ヒマワリ
コゲマメが言っていた。
ヒマワリは悲しみをよく知っていると。
届かない悲しみを、よく知っているものだと。
だからヒマワリは好きじゃないと。
両手を伸ばしても届かないものがある。
どんなに捕まえたつもりになっていても逃げるものがある。
コゲマメが言っていた。
ヒマワリは、太陽を捕まえたつもりになっている気がして嫌だ。
コゲマメはそんなことを言ってヒマワリをにらむ。
どうせ太陽は逃げていくのに、捕まえたつもりになるから、嫌だ。
ヒマワリの乱立する畑の近く。
夕焼けで、あたりは薄く溶けるように。
「コゲマメは捕まえたいものがある?」
私は尋ねる。
「夏」
コゲマメは簡潔に答える。
「それから、モヤシ」
「?」
「ずっと夏休みが続けばいいと思わない?」
コゲマメは私の目を見て話さない。
何かを恐れるように、目を見ない。
ヒマワリを背にしたコゲマメは、
夏を背負っているのに、何かをあきらめかけているような。
うつむき気味で、言葉を探している。
「モヤシが望めば、ずっと一緒に夏休みを繰り返せるんだよ」
それは魔法でも使うかのような言葉。
でも、コゲマメは私の目を見ない。
夏休みの繰り返しの魔法を、明らかにためらっている。
私はそう思った。
「コゲマメ」
私が呼びかけると、コゲマメは肩を震わせた。
「ヒマワリは何度だって夏の度に咲くよ」
「でも、太陽を捕まえられないから…嫌だ」
「友達は捕まえるものじゃないよ」
私がそういうと、コゲマメははっとしたように視線を上げた。
「夏の太陽も、ヒマワリの友達。

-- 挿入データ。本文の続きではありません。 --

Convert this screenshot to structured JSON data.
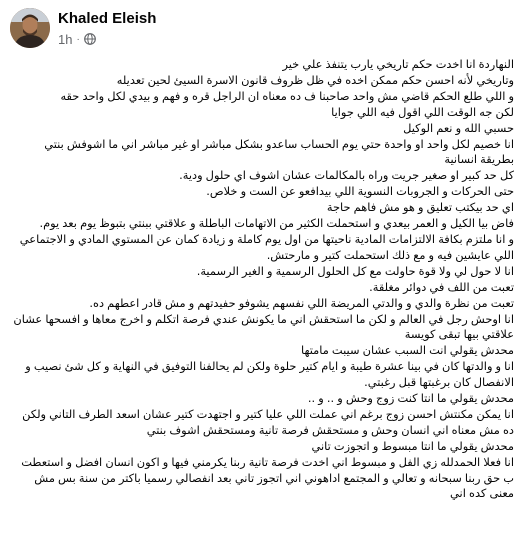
{
  "post": {
    "author": "Khaled Eleish",
    "time": "1h",
    "lines": [
      "النهاردة انا اخدت حكم تاريخي يارب يتنفذ علي خير",
      "وتاريخي لأنه احسن حكم ممكن اخده في ظل ظروف قانون الاسرة السيئ لحين تعديله",
      "و اللي طلع الحكم قاضي مش واحد صاحبنا ف ده معناه ان الراجل قره و فهم و بيدي لكل واحد حقه",
      "لكن جه الوقت اللي اقول فيه اللي جوايا",
      "حسبي الله و نعم الوكيل",
      "انا خصيم لكل واحد او واحدة حتي يوم الحساب ساعدو بشكل مباشر او غير مباشر اني ما اشوفش بنتي بطريقة انسانية",
      "كل حد كبير او صغير جريت وراه بالمكالمات عشان اشوف اي حلول ودية.",
      "حتى الحركات و الجروبات النسوية اللي بيدافعو عن الست و خلاص.",
      "اي حد بيكتب تعليق و هو مش فاهم حاجة",
      "فاض بيا الكيل و العمر بيعدي و استحملت الكثير من الاتهامات الباطلة و علاقتي ببنتي بتبوظ يوم بعد يوم.",
      "و انا ملتزم بكافة الالتزامات المادية ناحيتها من اول يوم كاملة و زيادة كمان عن المستوي المادي و الاجتماعي اللي عايشين فيه و مع ذلك استحملت كتير و مارحتش.",
      "انا لا حول لي ولا قوة حاولت مع كل الحلول الرسمية و الغير الرسمية.",
      "تعبت من اللف في دوائر مغلقة.",
      "تعبت من نظرة والدي و والدتي المريضة اللي نفسهم يشوفو حفيدتهم و مش قادر اعطهم ده.",
      "انا اوحش رجل في العالم و لكن ما استحقش اني ما يكونش عندي فرصة اتكلم و اخرج معاها و افسحها عشان علاقتي بيها تبقى كويسة",
      "محدش يقولي انت السبب عشان سيبت مامتها",
      "انا و والدتها كان في بينا عشرة طيبة و ايام كتير حلوة ولكن لم يحالفنا التوفيق في النهاية و كل شئ نصيب و الانفصال كان برغبتها قبل رغبتي.",
      "محدش يقولي ما انتا كنت زوج وحش و .. و ..",
      "انا يمكن مكنتش احسن زوج برغم اني عملت اللي عليا كتير و اجتهدت كتير عشان اسعد الطرف التاني ولكن ده مش معناه اني انسان وحش و مستحقش فرصة تانية ومستحقش اشوف بنتي",
      "محدش يقولي ما انتا مبسوط و اتجوزت تاني",
      "انا فعلا الحمدلله زي الفل و مبسوط اني اخدت فرصة تانية ربنا يكرمني فيها و اكون انسان افضل و استعطت ب حق ربنا سبحانه و تعالي و المجتمع اداهوني اني اتجوز تاني بعد انفصالي رسميا باكتر من سنة بس مش معنى كده اني"
    ]
  }
}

また会えるとわかるから、種が残るよ」
「友達」
「何度だって、夏の度に会える友達だよ」
私は伝えたかった。
コゲマメも友達で何度だって会えるということを。
「ごめん、モヤシは帰るところがあるんだよね」
コゲマメは、泣いていた。
「もうすぐ夏休みもおしまいになる、それで友達も終わりだね」
「コゲマメ?」
「夏休みの友達は終わり。さっさと帰れ!」
コゲマメは走っていった。
蝉が物悲しく鳴いていたのを覚えている。